External interface still too slow

I've been aware that using External Interface in flash 8 was rather slow, although I never had the need to test it myself. Unfortunately the general speed improvements in AS3/AVM2 . Don't seem to of helped external interface. I don't have any old speed stats to compare to, but in my recent tests AS3 external interface seems to begin to choke at around 3Kb/s . Once this limit gets hit, events start to queue up and fire at some (much) later time.

Fortunately Binary Socket rocks. With very little pain, i've manged to implement a Socket Server/Client solution, which quite happily flies along consuming 13Kb/s of Wiimote Data. This Has had no noticeable effect on frame-rate of the test movie, on my machine it belts along at a nice 55Fps.

The great thing here is I can cut the 13KB/s figure drastically by implementing smoothing of wii data at either the C or Haxe level of Flii.
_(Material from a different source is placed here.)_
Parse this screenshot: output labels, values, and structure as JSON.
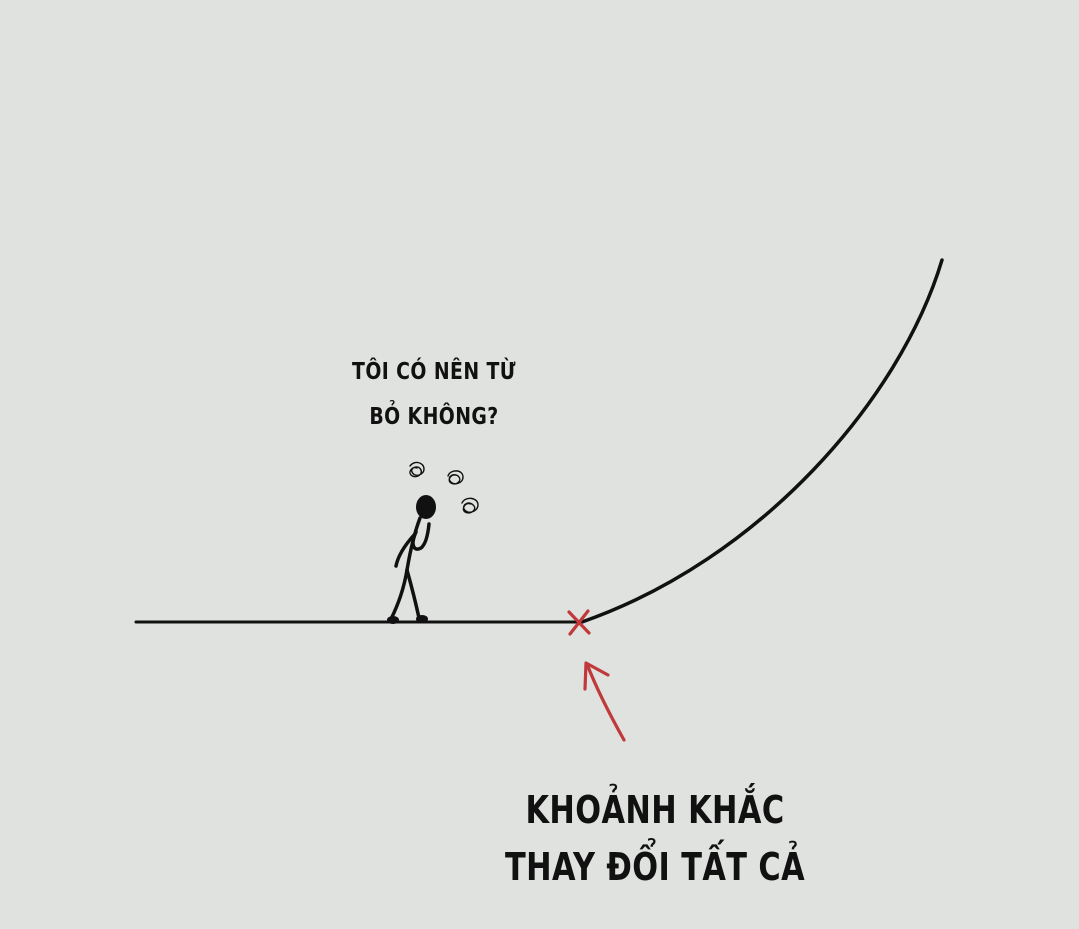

The current wiimote drivers only support one wiimote, but i'm imaging that with smoothing implemented like this, it would certainly be possible to support a full roster of four of them.

What is the point of

What is the point of that?

To calibrate sensor data you have to send sensor, sensor0, sensorG - makes 3bytes. An IEEE single-precision floating point value is 32bit (4bytes). So there is only a 1byte difference.

But you can take the calculation (sensor - sensor0) / (sensorG - sensor0) out of Flash.
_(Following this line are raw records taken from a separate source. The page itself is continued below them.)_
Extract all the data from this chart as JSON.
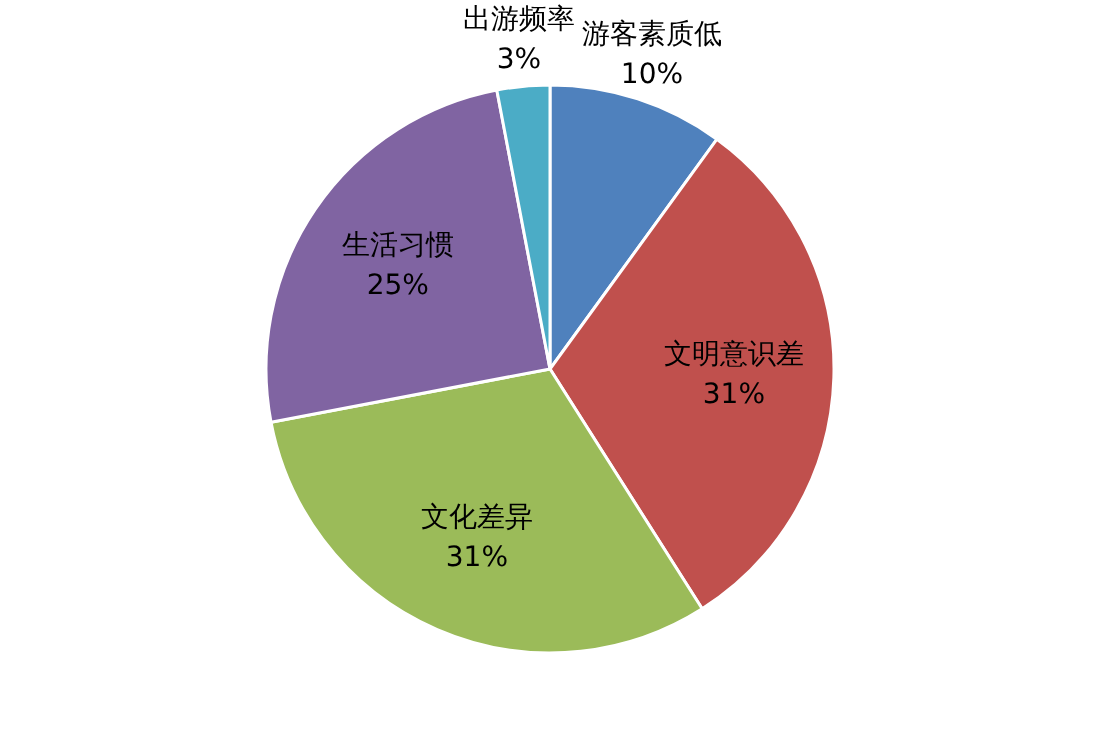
{
  "chart_data": {
    "type": "pie",
    "categories": [
      "游客素质低",
      "文明意识差",
      "文化差异",
      "生活习惯",
      "出游频率"
    ],
    "values": [
      10,
      31,
      31,
      25,
      3
    ],
    "colors": [
      "#4f81bd",
      "#c0504d",
      "#9bbb59",
      "#8064a2",
      "#4bacc6"
    ],
    "value_labels": [
      "10%",
      "31%",
      "31%",
      "25%",
      "3%"
    ],
    "legend": false
  }
}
Or do you mean by smoothing actual value smoothing and not calibration?

Value smoothing. My

Value smoothing.

My Reasoning is that there is a little too much wiimote data for flash to really make use of, and without smoothing you get a lot of those unintentional tiny jumps.
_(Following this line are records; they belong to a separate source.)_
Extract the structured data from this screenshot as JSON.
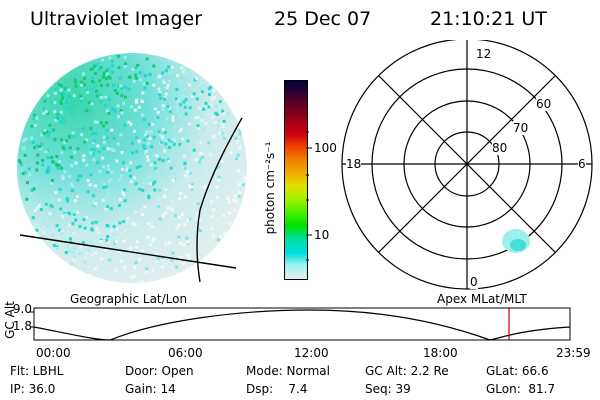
{
  "header": {
    "instrument": "Ultraviolet Imager",
    "date": "25 Dec 07",
    "time": "21:10:21 UT"
  },
  "colorbar": {
    "unit_label": "photon cm⁻²s⁻¹",
    "tick_labels": [
      "100",
      "10"
    ],
    "colors": [
      "#000040",
      "#3a0030",
      "#6a0020",
      "#a00018",
      "#d00010",
      "#f04000",
      "#f08000",
      "#f0b000",
      "#e0e000",
      "#a0f000",
      "#40f000",
      "#00e000",
      "#00e0a0",
      "#00e0e0",
      "#a0f0f0",
      "#e0f0f0"
    ]
  },
  "left_panel": {
    "label": "Geographic Lat/Lon"
  },
  "right_panel": {
    "label": "Apex MLat/MLT",
    "mlt_labels": {
      "top": "12",
      "bottom": "0",
      "left": "18",
      "right": "6"
    },
    "lat_labels": [
      "60",
      "70",
      "80"
    ]
  },
  "timeline": {
    "ylabel": "GC Alt",
    "y_ticks": [
      "9.0",
      "1.8"
    ],
    "x_ticks": [
      "00:00",
      "06:00",
      "12:00",
      "18:00",
      "23:59"
    ],
    "marker_color": "#c00000"
  },
  "info": {
    "row1": [
      "Flt: LBHL",
      "Door: Open",
      "Mode: Normal",
      "GC Alt: 2.2 Re",
      "GLat: 66.6"
    ],
    "row2": [
      "IP: 36.0",
      "Gain: 14",
      "Dsp:    7.4",
      "Seq: 39",
      "GLon:  81.7"
    ]
  }
}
Regarding the calibration - i just send sensor0 and sensorG in an initial packet after wiimote detection - are you saying these values change and need to be resent? I thought they are per- wiimote-constants??

You are right on the values.

You are right on the values. But there is an actual difference between the frames Flash can render(say 255 as a standart maximum) and the ticks you can have.

I tried it out with a drum application and if you smooth the values you will loose too much data. And Flash can handle it well. I think currently we have 500 packets per second and no problems on the Flash side.